Thursday, February 07, 2013

This week's All the Hegemony You Can Eat...


Michael Gove has had to abandon his plans to scrap the GCSE, which is fine by me, though many of his other hare-brained schemes still remain; bibles, yachts, performance pay, the downgrading of arts education… it’s a long list. The proposed Baccalaureate was, of course, a return in all but name of the old O Level /CSE system of two-tier education. Gove’s aim, like all the Coalition ministers, is to destroy all egalitarian influence in public life. In this case he means to destroy all remnants of comprehensive education.

The weird thing is he claims inspiration from Jade Goody and Antonio Gramsci in doing it. To be honest I think we’ll skip Goody and talk about Gramsci if that’s all the same to you?

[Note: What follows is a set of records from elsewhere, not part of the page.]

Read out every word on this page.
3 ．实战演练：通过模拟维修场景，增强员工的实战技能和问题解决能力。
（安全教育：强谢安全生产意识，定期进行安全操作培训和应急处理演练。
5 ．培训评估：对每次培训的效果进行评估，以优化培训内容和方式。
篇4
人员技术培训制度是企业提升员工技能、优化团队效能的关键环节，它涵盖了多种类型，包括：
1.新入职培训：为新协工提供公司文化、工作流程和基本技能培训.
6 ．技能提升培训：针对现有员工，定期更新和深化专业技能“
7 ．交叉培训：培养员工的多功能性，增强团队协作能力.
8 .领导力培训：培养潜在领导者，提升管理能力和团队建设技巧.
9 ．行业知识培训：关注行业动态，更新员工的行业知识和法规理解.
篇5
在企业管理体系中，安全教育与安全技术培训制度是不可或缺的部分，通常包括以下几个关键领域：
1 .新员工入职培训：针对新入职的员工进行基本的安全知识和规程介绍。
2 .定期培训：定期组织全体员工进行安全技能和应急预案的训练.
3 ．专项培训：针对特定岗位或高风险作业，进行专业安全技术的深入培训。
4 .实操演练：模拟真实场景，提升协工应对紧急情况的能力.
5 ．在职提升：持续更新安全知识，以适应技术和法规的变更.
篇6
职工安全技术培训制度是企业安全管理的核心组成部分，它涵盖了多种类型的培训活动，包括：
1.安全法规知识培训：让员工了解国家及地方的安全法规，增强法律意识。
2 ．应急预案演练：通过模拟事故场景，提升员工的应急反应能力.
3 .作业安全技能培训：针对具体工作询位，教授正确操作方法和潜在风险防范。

Firstly, regarding Gove on Gramsci we must remember that we dealing with possibly the first Generation X government. Funny though that idea may be at first look at various cabinet figures: Michael Gove, born 1967: David Cameron, born 1966: George Osborne, 1971: Nick Clegg, 1967: Danny Alexander, 1972: Jeremy Hunt, 1966. The one of the points about Generation X is it values cultural omnivorism. We have a somewhat deracinated ruling class (described in a recent George Monbiot article) that is semi-detached from its own tradition. Our rulers are as likely to be culturally influenced by Morrissey and Marr as Edward Gibbon and Winston Churchill. In this sense Gove, a relatively lower-class upstart compared to Cameron or Osborne, is simply one-upping his comrades.

But conservatives sometimes quote Gramsci approvingly, or at least as a worthy adversary. Here’s Melanie Phillips on so called Cultural Marxism. Gramsci is simultaneously the nice Marxist who admitted the working class would never take control of the means of production (a funny thing for the man who edited the paper of the Turin Workers Councils) and the man who said socialists should sneakily capture society’s cultural institutions and use them for subversion. It’s an astonishingly crude version of the Eurocommunist interpretation of the Prison Notebooks, but that’s Melanie Phillips for you.

In the most well-known version of the Prison Notebooks there is a short section on education. Gramsci based his ideas firstly on his own experience as an impoverished student but also on his time as editor of L’Ordine Nuovo, the leading socialist paper in Turin in the 1910s and 20s, education in a much broader sense. 

Gramsci’s attack on the 1923 education act, which promoted a supposedly active and humanistic education over the old style, which was more about rote learning, can be interpreted as a conservative eulogy. What Gramsci was attacking was a mode of education biased toward the ruling class children, those who start with every advantage in life. Humanistic education is ruling class education. It’s what young men and women get at private schools. It's where they learn how to rule. Antonio Gramsci was not against humanistic education, he was for workers power. But the foundation of humanistic education is instructive education, literacy, numeracy, scientific understanding, geography, citizenship and so on. At every stage working class children often get the worst deal from the  education system, they often have the disadvantage of a non-intellectual upbringing, they have to work harder to achieve the same results as their bourgeois classmates.

The question about education is not rote learning versus humanism, exams versus continuing assessment, etc, but to what end are these ideas put. From cutting Bookstart to jacking up university fees and shunting students away from ‘useless’ arts degrees, the current government is trying to deny poorer students the fruits of education. This is Austerity in action; the re-composition of class power in favour of the capitalist class.